第30話 見えちゃってるが一番いい

「熱中するってことは他のものを全部犠牲にするってことだから、怖いのよ。不安なのよ。どうせなにを選んだって不安は消えないのに。現状維持はなにも決定しなくていいし楽だから。熱中しない生き方が常識になっちゃう。で、そうやってなぁなぁで生きてるやつに限ってすぐ才能のせいにしたり、ネットなんかで他人をたたいたりするのよ」


 耳が痛い。


 俺はあの『不合格』を、それまでの自分の努力や生き方を否定されるのを怖がってるだけ……。


「でも、梨本さんは怖くないの?」

「なにが?」

「発明だよ。そりゃ特許? とか取れば儲かるのかもしれないけど、成功するかわからないじゃん。一生貧乏のまま、無名のまま終わるかもしれない。そういうのが怖くないの?」

「もちろん怖いに決まってるじゃない」


 梨本さんが自慢げに腕を組んだ。


「だって人生をかけたギャンブルに挑むようなものなのよ。しかも大穴に全額ツッコむ破産確定の大博打。そんなの人並みに怖いし、自分に叶えられるのかって不安に思うに決まってる。『女なのに発明家なの?』っていう言葉とも戦い続けなければいけない。男がキャビンアテンダントや華道の先生になるようなものだから」


 でもね、と梨本さんが自慢げに笑う。


「私は発明が好きだからしょうがないのよ。好きなことして生きたいだけ。要するに呪われてるの」

「呪われてる、か」


 負のイメージを持つ言葉だが、それを使った梨本さんの声は明るかった。


「ええ。それに父さんが言ってたの。発明家として成功する方法は、成功するまで発明をやめないことだって」

「成功者が言いそうな元も子もない理想論だな」

「そうね」


 梨本さんがわずかに口元を緩ませる。


「でも、極論で愚論で暴論だけど、それは正論なの」

「やめなきゃずっと発明家だって名乗れるしな」

「結局は、才能なんて形のない曖昧なものが自分にあると信じるしかないのよ。いまはなんとなくで生きていける時代。努力なんて無駄なものを続けるなんてほんとバカよね。コスパが悪すぎる。大量の塩の中に紛れた一粒の砂糖を探すようなものなのに」

「唯我独尊女も怖がりな普通の女の子ってわけですか」

「そのあだ名のように唯我独尊女でいなきゃいけないって思うくらいには、普通の女ね」


 梨本さんは晴れ渡る空を見上げ、吹いてきた風で乱れそうになった髪を手で押さえている。

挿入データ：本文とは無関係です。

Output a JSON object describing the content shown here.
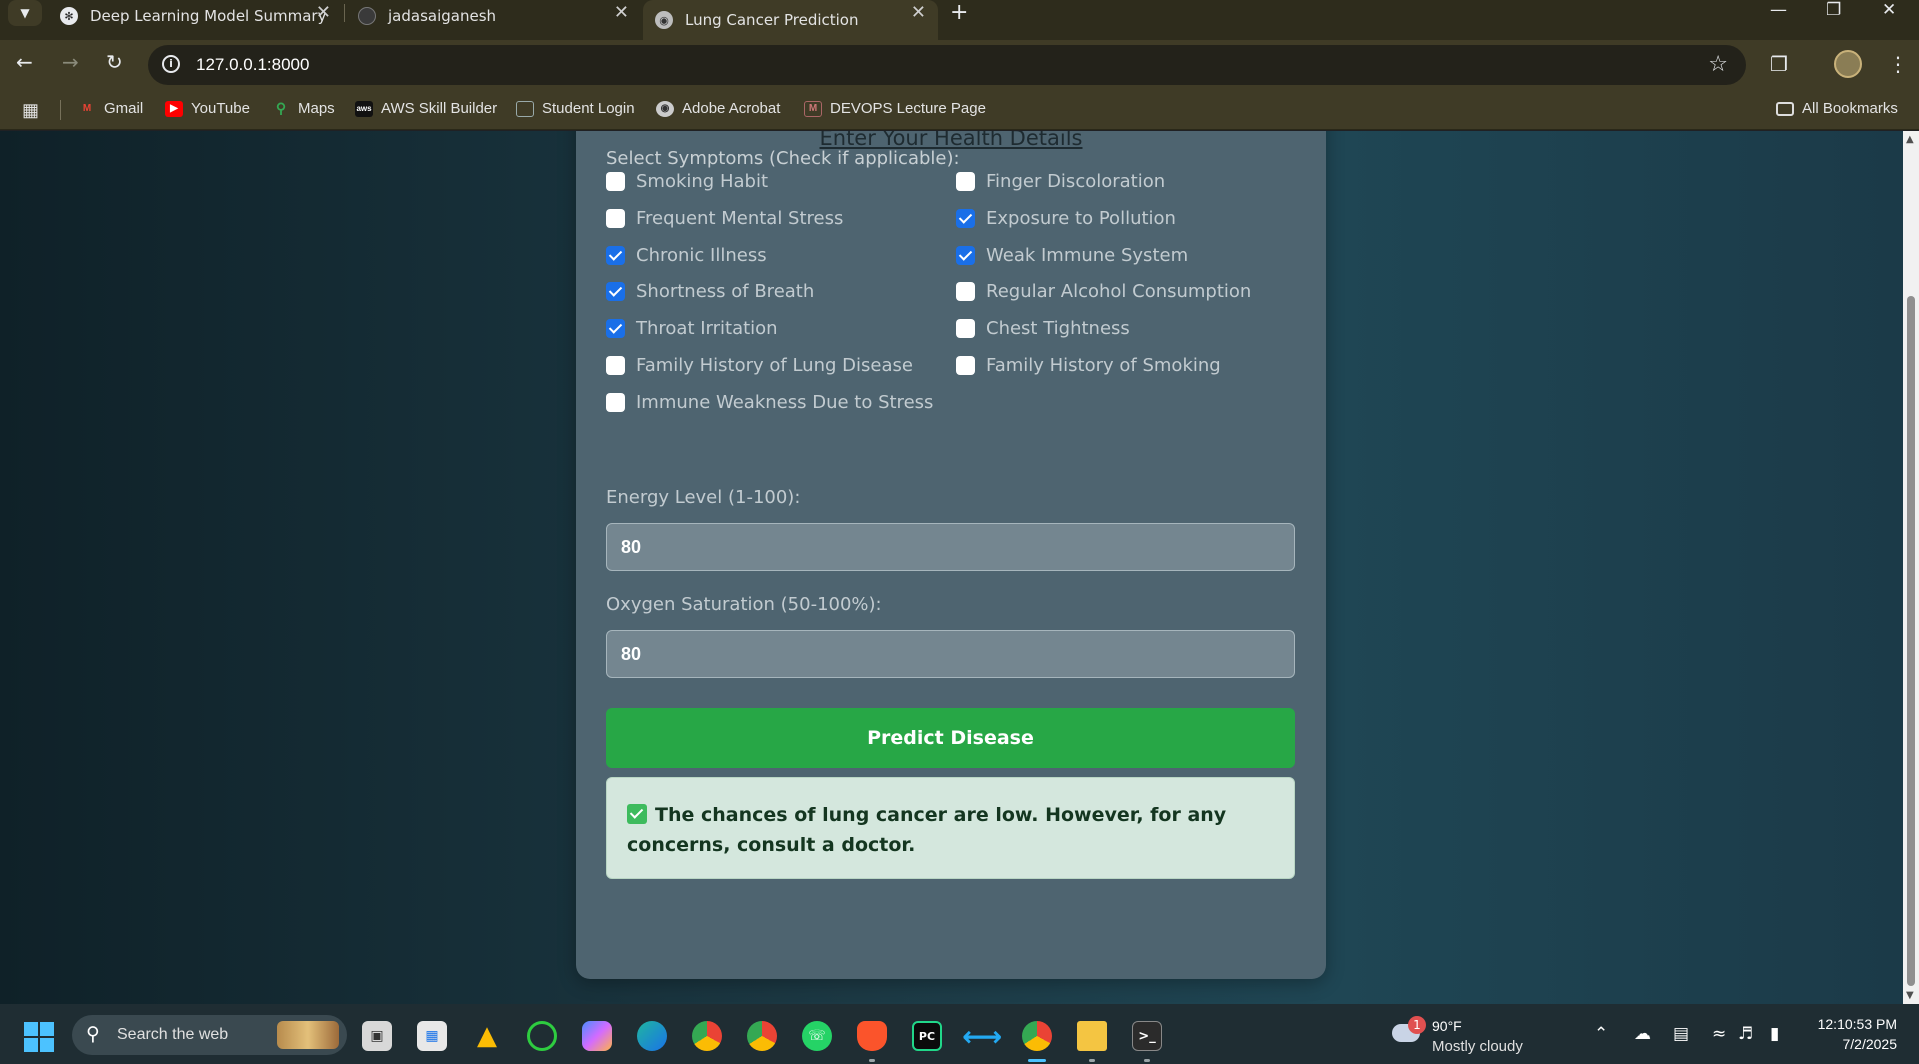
{
  "browser": {
    "tabs": [
      {
        "title": "Deep Learning Model Summary",
        "active": false
      },
      {
        "title": "jadasaiganesh",
        "active": false
      },
      {
        "title": "Lung Cancer Prediction",
        "active": true
      }
    ],
    "url": "127.0.0.1:8000",
    "bookmarks": [
      "Gmail",
      "YouTube",
      "Maps",
      "AWS Skill Builder",
      "Student Login",
      "Adobe Acrobat",
      "DEVOPS Lecture Page"
    ],
    "all_bookmarks": "All Bookmarks",
    "icons": {
      "back": "back-arrow-icon",
      "forward": "forward-arrow-icon",
      "reload": "reload-icon",
      "star": "star-icon",
      "extensions": "puzzle-icon",
      "menu": "kebab-menu-icon"
    }
  },
  "form": {
    "title": "Enter Your Health Details",
    "symptoms_label": "Select Symptoms (Check if applicable):",
    "symptoms_left": [
      {
        "label": "Smoking Habit",
        "checked": false
      },
      {
        "label": "Frequent Mental Stress",
        "checked": false
      },
      {
        "label": "Chronic Illness",
        "checked": true
      },
      {
        "label": "Shortness of Breath",
        "checked": true
      },
      {
        "label": "Throat Irritation",
        "checked": true
      },
      {
        "label": "Family History of Lung Disease",
        "checked": false
      },
      {
        "label": "Immune Weakness Due to Stress",
        "checked": false
      }
    ],
    "symptoms_right": [
      {
        "label": "Finger Discoloration",
        "checked": false
      },
      {
        "label": "Exposure to Pollution",
        "checked": true
      },
      {
        "label": "Weak Immune System",
        "checked": true
      },
      {
        "label": "Regular Alcohol Consumption",
        "checked": false
      },
      {
        "label": "Chest Tightness",
        "checked": false
      },
      {
        "label": "Family History of Smoking",
        "checked": false
      }
    ],
    "energy_label": "Energy Level (1-100):",
    "energy_value": "80",
    "oxygen_label": "Oxygen Saturation (50-100%):",
    "oxygen_value": "80",
    "predict_button": "Predict Disease",
    "result": "The chances of lung cancer are low. However, for any concerns, consult a doctor.",
    "colors": {
      "predict": "#27a746",
      "result_bg": "#d4e7dd",
      "checkbox": "#1a6fe8"
    }
  },
  "taskbar": {
    "search_placeholder": "Search the web",
    "weather_badge": "1",
    "temperature": "90°F",
    "condition": "Mostly cloudy",
    "time": "12:10:53 PM",
    "date": "7/2/2025"
  }
}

「なんか意外だな。しかも俺にそれを話してくれるなんて」

「だって帆乃が信用してるからね」

「かっこいい理由だな」

「私自身が、どんな人を信じていいかの基準を持ってないだけよ」

「帆乃のことは信じられるって自分で決めたんだろ?」


 そう言うと、梨本さんは軽く舌打ちをかました。


「憎い男。でもそういうとこが……だったのかもしれないわね」

「え? なに?」

「なんでもないわ。……あ、そうだ」


 梨本さんがぽんと胸の前で手を叩く。


「私、今日学校休むから、学校に伝えといて」

「またいきなりだな」

「発明品を思いついたのよ。いまから作らないと間に合わない」

「それで学校休んでいいのかよ? 高校生の本文は勉強だろ?」

「熱中することは他のすべてを犠牲にすることだって言ったでしょ」

「ただサボってるだけなのに、そう言うとかっこよく聞こえるから不思議だわな」

「んじゃよろしく。楽しみにしといてね」


 ん?


 楽しみにしといて?


 ってことはその発明俺が実験台ってことですか?


「あ、あとその写真、よく見てみなさい。いいもの写ってるから」

「え?」


 いいものって?


 俺はその写真をくまなく見なくてもわかったわ!


 ってかそうだよね。


 スカートで片足だけ立膝してたらそりゃ見えてるよね純白のパンツが。


 浮いたスカートと両太腿と椅子に囲まれた白色に気がついてしまえば、もう他のものになんか目が行きません!


 ……ん? 白のパンツ?


 たしか昨日、吉良坂さんが穿いてたのは黒色だった気がする。


 じゃあ風呂上がりってことか?


 って昨日の吉良坂さんのパンツの色を知ってる俺って。


 でもあれはバレてないし吉良坂さんから見せてきたって言っても過言じゃないし。


「よかったわね。一回家に帰ってそれを使っても、まだ学校には間に合うわ」

「いや、使わねーから!」


 俺は何事もなかったかのように去っていく梨本さんに向けて叫んだ。


 ほんとに使わねーからな。


 白のパンツなんて子供っぽいし、全然エロいと思わないし。


 まあでも、念のためもう一度見てみよう。


 吉良坂さんが真剣に小説と向き合っている姿はかっこよくて何度だって見たい。なんて言うのかなぁ。この見えちゃってる感がエロい気がするよね。得した気分になれる。パンツを見られてるの気づいてないんだなぁっていう優越感もまた……ってなに考えてんだ! 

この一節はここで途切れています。